Is Fake Information destroying democracy?

Sunday May 19th

Dr Mike Flood has been researching into ‘fake news’ and disinformation and has set up the Fighting Fake website to help raise public awareness of the threat.

In ‘post-truth’ Britain facts and opinions have become interchangeable, and social media and fake websites are used to tout false information, hate speech and conspiracy theories, including material churned out on an industrial scale by hostile foreign powers. This has consequences: it has contributed to a polarisation of opinion, the rise of the Alt Right, and a haemorrhaging of trust in traditional sources of information and authority.

Adam Mynott writes about Mike’s talk:

“Anyone who might have glanced at Mike Flood’s website Fighting Fake (www.criticalinformation.org.uk) before coming to hear him address the issue of ‘fake news’ would have known they were in for a fascinating evening, if not a rather worrying one. Mike, who has a background in chemistry, social sciences and education, has spent the last two years probing the rise of ‘fake news’ and assessing its threats.

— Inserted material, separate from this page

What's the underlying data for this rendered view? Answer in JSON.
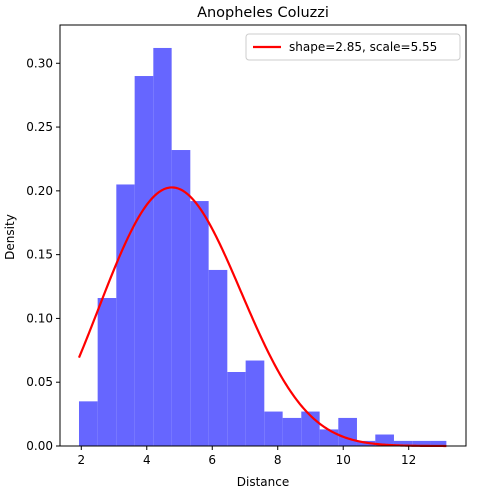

They are legion.

His presentation ranged across an impressive body of research, including definitions of falsehoods: misinformation (mistakes), disinformation (deliberate mistakes), and malinformation (partial truths intended to cause harm); the internet and social media’s role in the dramatic rise of fake news; what – if anything – we can do to protect ourselves; and perhaps inevitably Donald Trump, who is averaging, Mike said, 17 falsehoods every day of his presidency.

Mike opened his talk saying he wanted the evening to be a dialogue – ‘interruptions and disagreement are welcome’. He was a good as his word and members of the 30 strong audience chipped in, with questions and comments. We heard stout defence of the internet ‘never have we had so much access to information’, considerable concern was expressed about how fake news was going to get worse, and the suggestion that misinformation is nothing new, religion has been at it for thousands of years.

Mike said he was pessimistic about the trajectory of fake news – it is proliferating. We are all victims and, largely through social media, all perpetrators as well. He said he welcomed the growth in some news media of the ‘fact-checking’ business, and said that in the ocean of falsehoods and half-truths there are some islands of hope, but not many.

It was a compelling listen, heavy on fascinating detail and long on insight and analysis. Mike Flood held his audience’s close attention until long after the ergonomoically-challenged seats had rendered lower limbs numb; discussion continued in The Hop Blossom afterwards. “

Mike is chair of Milton Keynes Humanists. He has worked in the non-profit sector for most of his professional career, in adult education, environmental policy and international development.